I've thrown away penrose-vector-test completely, because that didn't
look like a test program with any ongoing use at all - it was surely
vestigial, while James was getting the vector representation up and
running in the first place.
2023-04-02 14:35:12 +01:00
12b64a1db1 Build a lot of conditioned-out test and helper programs.
Most of these aren't especially useful, but if we're going to have
them in the code base at all, we should at least ensure they compile:
bit-rotted conditioned-out code is of no value.

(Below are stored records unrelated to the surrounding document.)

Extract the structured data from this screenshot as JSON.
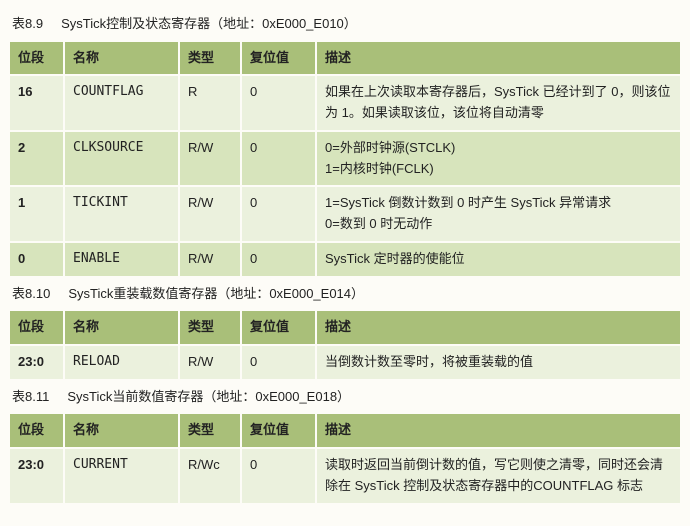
{
  "colors": {
    "header_bg": "#a9bf79",
    "row_a_bg": "#ebf1dd",
    "row_b_bg": "#d7e4bc",
    "border": "#fdfcf7",
    "page_bg": "#fdfcf7"
  },
  "columns": {
    "bit": "位段",
    "name": "名称",
    "type": "类型",
    "reset": "复位值",
    "desc": "描述"
  },
  "table1": {
    "caption_no": "表8.9",
    "caption_text": "SysTick控制及状态寄存器（地址：0xE000_E010）",
    "rows": [
      {
        "bit": "16",
        "name": "COUNTFLAG",
        "type": "R",
        "reset": "0",
        "desc": "如果在上次读取本寄存器后，SysTick 已经计到了 0，则该位为 1。如果读取该位，该位将自动清零"
      },
      {
        "bit": "2",
        "name": "CLKSOURCE",
        "type": "R/W",
        "reset": "0",
        "desc": "0=外部时钟源(STCLK)\n1=内核时钟(FCLK)"
      },
      {
        "bit": "1",
        "name": "TICKINT",
        "type": "R/W",
        "reset": "0",
        "desc": "1=SysTick 倒数计数到 0 时产生 SysTick 异常请求\n0=数到 0 时无动作"
      },
      {
        "bit": "0",
        "name": "ENABLE",
        "type": "R/W",
        "reset": "0",
        "desc": "SysTick 定时器的使能位"
      }
    ]
  },
  "table2": {
    "caption_no": "表8.10",
    "caption_text": "SysTick重装载数值寄存器（地址：0xE000_E014）",
    "rows": [
      {
        "bit": "23:0",
        "name": "RELOAD",
        "type": "R/W",
        "reset": "0",
        "desc": "当倒数计数至零时，将被重装载的值"
      }
    ]
  },
  "table3": {
    "caption_no": "表8.11",
    "caption_text": "SysTick当前数值寄存器（地址：0xE000_E018）",
    "rows": [
      {
        "bit": "23:0",
        "name": "CURRENT",
        "type": "R/Wc",
        "reset": "0",
        "desc": "读取时返回当前倒计数的值，写它则使之清零，同时还会清除在 SysTick 控制及状态寄存器中的COUNTFLAG 标志"
      }
    ]
  }
}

One of the new programs is 'galaxieseditor', which borrows most of the
Galaxies code but changes the UI so that you can create and remove
_dots_ instead of edges, and then run the solver to see whether it can
solve the puzzle you've designed. Unlike the rest, this is a GUI
helper tool, using the 'guiprogram' cmake function introduced in the
previous commit.

The programs are:
 - 'combi', a test program for the utility module that generates all
   combinations of n things
 - 'divvy', a test program for the module that divides a rectangle at
   random into equally-sized polyominoes
 - 'penrose-test', a test program for the Penrose-tiling generator
   used in Loopy, which outputs an SVG of a piece of tiling
 - 'penrose-vector', a much smaller test program for the vector
   arithmetic subroutines in that code
 - 'sort-test', a test of this code base's local array sorting routine
 - 'tree234-test', the exhaustive test code that's been in tree234.c
   all along.

Not all of them compiled first time. Most of the fixes were the usual
kind of thing: fixing compiler warnings by removing unused
variables/functions, bringing uses of internal APIs up to date. A
notable one was that galaxieseditor's interpret_move() modified the
input game state, which was an error all along and is now detected by
me having made it a const pointer; I had to replace that with an extra
wrinkle in the move-string format, so that now execute_move() makes
the modification.

The one I'm _least_ proud of is squelching a huge number of
format-string warnings in tree234-test by interposing a variadic
function without __attribute__((printf)).
2021-05-25 10:52:25 +01:00
3276376d1b Assorted char * -> const char * API changes.
I went through all the char * parameters and return values I could see
in puzzles.h by eye and spotted ones that surely ought to have been
const all along.
2017-10-01 16:35:00 +01:00
94b36c11e0 James H has implemented a new `Tricky' difficulty level in Light Up:
a non-recursive level above Easy, which therefore moves the
recursive Hard mode further up still. Play-testing suggests that in
fact Tricky is often _harder_ than the old Hard mode, since the
latter had limited depth of recursion and would therefore spot
complex deductions only if it happened to start a recursion on the
right square; Tricky may be limited in the sophistication of its
complex deductions, but it never misses one, so its puzzles tend to
be hard all over.

Also in this checkin, a new source file `nullfe.c', containing all
the annoying stub functions required to make command-line solvers
link successfully. James wrote this for (the new) lightupsolver, and
I've used it to simplify the other stand-alone solvers.